# Overworked server?



## JoeKustra (Dec 7, 2012)

Several times today. Somebody is working too hard:

*Error Details:*

Error Code: *HTTP 502*
Error Message: Backend or gateway connection timeout.
Server ID: *cp14009*
*What's going on?*

Origin server might be down
Sucuri Network blocked by Origin Firewall


----------



## Mike Lang (Nov 17, 1999)

Haven't seen that at all today, or ever.


----------



## NorthAlabama (Apr 19, 2012)

i've seen the "server down" error about 4 times over the past 2 weeks, but a refresh always immediately loaded the page afterwards.


----------



## JoeKustra (Dec 7, 2012)

Mike Lang said:


> Haven't seen that at all today, or ever.


Now you have seen it:


----------



## tenthplanet (Mar 5, 2004)

JoeKustra said:


> Now you have seen it:
> View attachment 37987


I saw this a couple times maybe eight months ago, never saw it again.
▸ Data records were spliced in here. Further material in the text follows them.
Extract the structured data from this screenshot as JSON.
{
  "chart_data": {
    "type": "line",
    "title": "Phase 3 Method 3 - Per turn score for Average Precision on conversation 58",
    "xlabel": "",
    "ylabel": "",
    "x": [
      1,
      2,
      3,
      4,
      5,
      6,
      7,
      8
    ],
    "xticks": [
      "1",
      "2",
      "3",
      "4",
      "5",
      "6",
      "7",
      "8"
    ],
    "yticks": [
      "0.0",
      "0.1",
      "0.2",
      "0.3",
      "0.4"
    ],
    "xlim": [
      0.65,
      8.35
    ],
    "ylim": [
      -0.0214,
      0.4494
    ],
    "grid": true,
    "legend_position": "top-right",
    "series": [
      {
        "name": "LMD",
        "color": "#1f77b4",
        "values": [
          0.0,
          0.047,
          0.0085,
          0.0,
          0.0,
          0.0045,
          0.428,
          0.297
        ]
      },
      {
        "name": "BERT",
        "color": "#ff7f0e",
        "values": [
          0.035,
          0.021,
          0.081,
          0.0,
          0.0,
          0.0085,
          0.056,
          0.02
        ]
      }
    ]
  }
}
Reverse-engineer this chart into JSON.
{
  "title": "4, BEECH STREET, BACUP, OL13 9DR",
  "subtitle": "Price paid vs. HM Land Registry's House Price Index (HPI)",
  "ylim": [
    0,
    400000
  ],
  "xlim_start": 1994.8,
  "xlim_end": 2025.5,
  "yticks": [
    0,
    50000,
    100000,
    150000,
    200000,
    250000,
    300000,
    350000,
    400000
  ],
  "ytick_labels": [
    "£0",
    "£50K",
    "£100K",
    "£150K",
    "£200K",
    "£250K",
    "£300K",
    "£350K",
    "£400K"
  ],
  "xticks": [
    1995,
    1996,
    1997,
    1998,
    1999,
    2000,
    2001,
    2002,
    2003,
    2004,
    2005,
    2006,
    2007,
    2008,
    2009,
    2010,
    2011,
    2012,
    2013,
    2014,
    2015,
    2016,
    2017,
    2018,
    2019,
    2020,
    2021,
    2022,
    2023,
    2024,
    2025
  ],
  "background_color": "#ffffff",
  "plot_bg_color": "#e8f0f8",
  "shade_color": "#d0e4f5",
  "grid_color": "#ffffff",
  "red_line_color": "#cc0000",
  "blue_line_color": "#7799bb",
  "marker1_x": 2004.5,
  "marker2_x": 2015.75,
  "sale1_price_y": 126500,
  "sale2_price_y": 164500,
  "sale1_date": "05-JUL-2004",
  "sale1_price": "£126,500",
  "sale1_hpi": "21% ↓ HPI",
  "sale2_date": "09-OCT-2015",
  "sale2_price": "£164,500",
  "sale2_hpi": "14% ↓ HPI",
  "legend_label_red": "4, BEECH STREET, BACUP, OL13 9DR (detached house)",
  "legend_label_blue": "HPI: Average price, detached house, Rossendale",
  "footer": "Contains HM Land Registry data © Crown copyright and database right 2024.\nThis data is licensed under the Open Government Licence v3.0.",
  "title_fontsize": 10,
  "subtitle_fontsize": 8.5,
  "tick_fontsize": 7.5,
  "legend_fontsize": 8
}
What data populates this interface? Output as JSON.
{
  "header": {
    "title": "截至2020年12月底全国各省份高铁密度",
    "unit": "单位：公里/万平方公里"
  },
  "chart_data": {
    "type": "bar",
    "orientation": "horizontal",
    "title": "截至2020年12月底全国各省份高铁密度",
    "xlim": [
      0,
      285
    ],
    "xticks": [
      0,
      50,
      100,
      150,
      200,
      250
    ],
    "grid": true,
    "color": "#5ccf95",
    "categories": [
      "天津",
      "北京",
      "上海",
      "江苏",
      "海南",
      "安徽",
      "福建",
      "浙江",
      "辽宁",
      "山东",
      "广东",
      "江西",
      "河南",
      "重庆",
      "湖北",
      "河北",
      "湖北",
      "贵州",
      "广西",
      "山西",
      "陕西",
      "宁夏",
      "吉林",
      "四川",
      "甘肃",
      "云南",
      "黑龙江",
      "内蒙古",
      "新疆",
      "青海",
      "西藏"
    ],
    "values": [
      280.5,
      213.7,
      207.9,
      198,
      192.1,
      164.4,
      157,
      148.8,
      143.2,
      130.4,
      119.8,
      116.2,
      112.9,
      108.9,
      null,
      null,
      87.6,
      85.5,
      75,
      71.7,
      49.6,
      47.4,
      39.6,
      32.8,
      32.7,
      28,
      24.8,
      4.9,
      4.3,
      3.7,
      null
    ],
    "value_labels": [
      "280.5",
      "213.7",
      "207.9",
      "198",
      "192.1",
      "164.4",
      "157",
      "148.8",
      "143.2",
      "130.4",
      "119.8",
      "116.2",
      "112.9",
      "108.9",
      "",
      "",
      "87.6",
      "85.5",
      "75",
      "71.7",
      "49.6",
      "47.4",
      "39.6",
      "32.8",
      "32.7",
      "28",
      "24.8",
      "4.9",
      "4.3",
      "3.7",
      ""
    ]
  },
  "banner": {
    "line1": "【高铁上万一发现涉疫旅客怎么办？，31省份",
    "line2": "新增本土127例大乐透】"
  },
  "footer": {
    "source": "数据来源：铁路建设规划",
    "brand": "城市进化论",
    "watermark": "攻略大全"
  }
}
Welcome to the internet.


----------



## jay_man2 (Sep 15, 2003)

JoeKustra said:


> Now you have seen it:
> View attachment 37987


I've seen it in the last day or so.


----------



## Mike Lang (Nov 17, 1999)

That's just the firewall. Hit F5.


----------



## sharkster (Jul 3, 2004)

I get that from time to time. I just refresh and, usually, I'm right back in. On the times that it has been stubborn, it might take 2-3 times. IIRC, I saw it yesterday once.


----------



## LoREvanescence (Jun 19, 2007)

Mike Lang said:


> That's just the firewall. Hit F5.


I have been sing this a lot this past week.

This morning I was seeing it for over an hour where I couldn't access TCF even after refreshing (Command R) on the Mac.


----------



## Mike Lang (Nov 17, 1999)

Not an hour but we had a brief outage this morning.


----------



## danm628 (May 14, 2002)

I have seen this a couple of times over the last week. It has cleared up within a few minutes each time. Hopefully it isn't a sign of a problem with the TCF server.


----------



## NorthAlabama (Apr 19, 2012)

yeah, it went on for quite a while one day, and it's popped up intermittently for short times over the past week or so.


----------